Remember the "Cinderella" TV movie/musical that used to come on every year? (Yes, I am DEFINITELY dating myself now...)
It first aired in 1965 and starred Lesley Ann Warren as Cinderella. I used to LOVE watching that thing every year! Remember those song lyrics, "In my own little corner, in my own little room, I can be whatever I want to be?"
Well, today I am Cinderella, established in the corner of the family room by the window, working away on hand quilting the outer border of my "Baltimore Rhapsody" quilt.
It is snowing like crazy outside as I work, and the wind-tossed snowflakes make me feel like I am lost in a magic spell.
Maybe I am hoping my Fairy Godmother will come and finish my hand quilting chores so I can get on with more applique...
Part of my inability to finish the hand quilting was due to being stumped on what to quilt above the outer border swags. I sort wanted something musical, but not something so busy that it would draw the eye away from the hand applique too much.
I have gone through so much waxed paper, doing overlay drawings, trying to come up with something. I finally settled on a simple leafy swag with a single eighth note in the middle. Eighth notes are not symmetrical, which really bugs me...it is centered over the swag, but due to its irregular shape, it just looks funny to me...

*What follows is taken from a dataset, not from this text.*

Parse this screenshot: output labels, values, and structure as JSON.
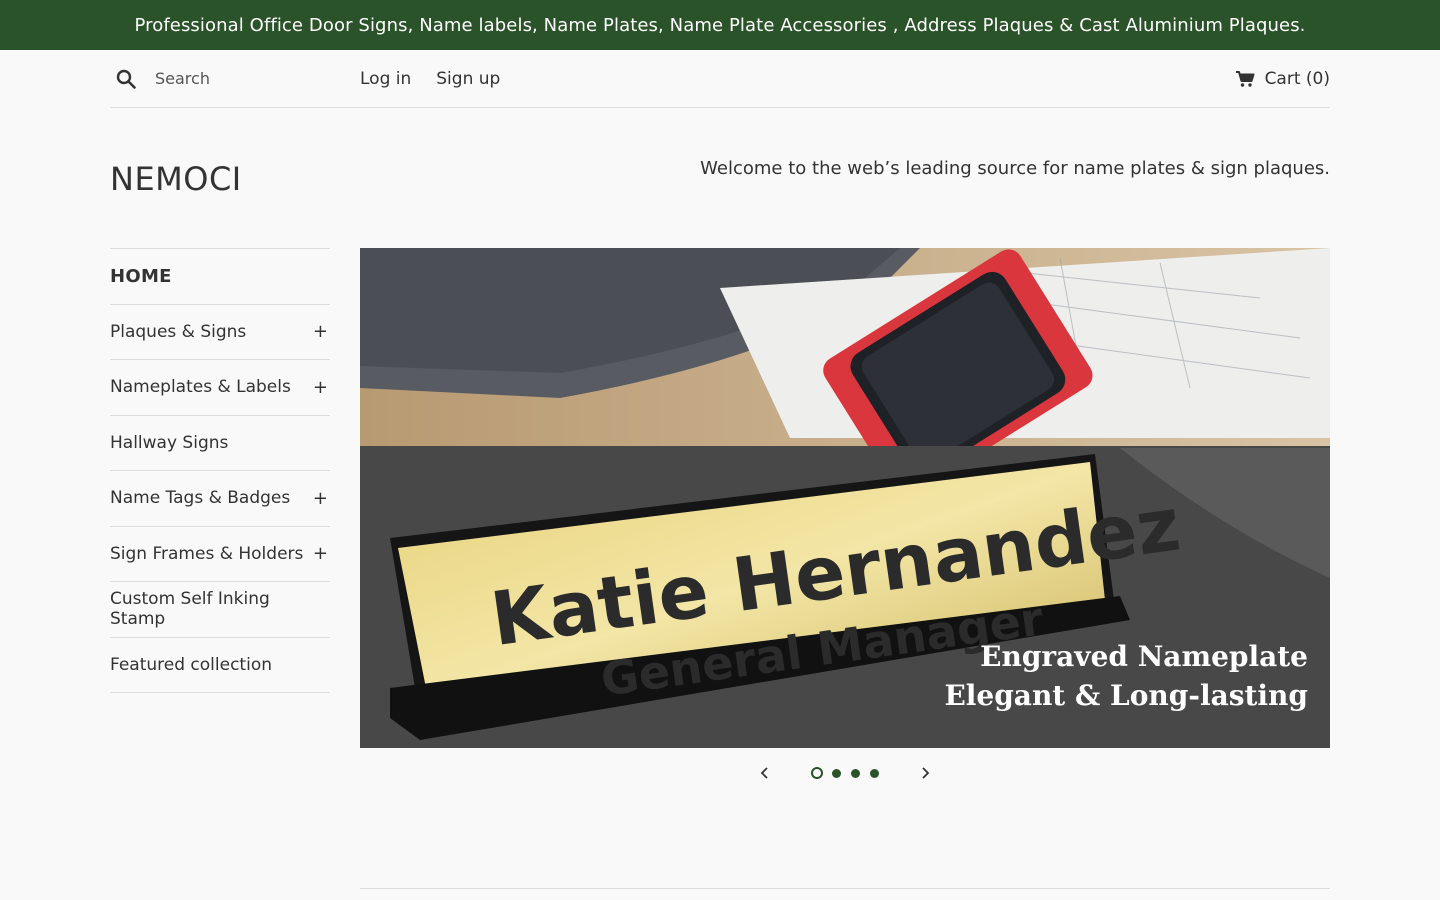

I made my own little set of crude templates (I'll show you below...) and got busy with the 28 repeats of the motif required.
I am using a hoop for this, but took it off trying to get a decent picture...I think the picture would have been better if I had left the hoop on!
Once I got a side done (seven repeats), I still wasn't completely satisfied...something was missing. Since I had already appliqued little hearts in the outer border corners, I decided to quilt little hearts between the leafy swag motifs.
The quilt is all bunched up on my little table so the picture is not good (when the quilt is touching the floor, Mr. Weasley is ALL OVER this puppy!!), but I think you can get the idea. The following picture is before I removed the blue marking pen.
For continuity, I decided to do leaves in the corners as well, and more hearts.
Here is a shot after I spray-flooded the area with water to remove the blue pen...my house is so darn dry from the constantly-running furnace, that it took only minutes to dry (except for a couple of spots on the left...).
OK...don't laugh...here is how I made my template...templates, actually. I don't have one of those fancy stencil cutters, so sometimes I make the motif in stages on different pieces of template plastic (pay no attention to the quilt underneath...the stencil does not match up at the moment).
I figured out the length of my swag...not from leaf TIP to leaf TIP, but from leaf VEIN to leaf VEIN. I made a curved line on my piece of template plastic with a skinny Sharpie marker, then used tiny, very pointy, curved scissors to "cut out the line." (I think the scissors are actually delicate toenail scissors...I do NOT have delicate toenails, so they are in my sewing scissor drawer, LOL!).
To "cut out the line," I just cut to the outside of my line all the way around. As you can see, the channel is ULTRA skinny...I only need the point of my blue marker to fit down in the channel that I cut.
The two lines, one above and the curved one below, are just crudely drawn to help me line up my "line template" in the right place. Then I carefully, and LIGHTLY draw my curved line.
On my second, separate template, I cut out the note and the leaves after drawing them around my initial curved line (the drawn curved line helps me to place this template in just the right spot on my quilt.
I could have done all this on one piece of template plastic, but there would have been so much cut away that it would have been floppy and hard to stabilize while using. Commercial stencils leave little chunks in the design line, but I don't have the patience to be that precise with my homemade pieces.
The leaf tips on either end will extend BEYOND my drawn line (the ends of my drawn line represent the ends of the leaf VEINS, not the leaf TIPS). I just eyeball the veins in the other leaves while I am quilting.
Then I carefully trace around the inside of each cut-out...
...when I quilt, I stitch to the OUTSIDE of my drawn line (this also makes it easier to remove the blue pen because it is not underneath the stitches, hiding from the water spray!).
I loaded up the corner template with additional different sized hearts in case I needed them, so I have to move the template around to trace what I need...the spacing between the hearts and the branch are not the correct spacing.
When the correct side of the template is not clear, I label the template or at least write "this side" on the plastic. Once I didn't do that and some of my motifs were backwards when finished, which I didn't notice until I saw the quilt hanging in a show, ha-ha! Oh well!!
Will it ever stop snowing in Michigan...or get back to normal winter temperatures??
I hope you are warm and cozy somewhere, doing a little stitching!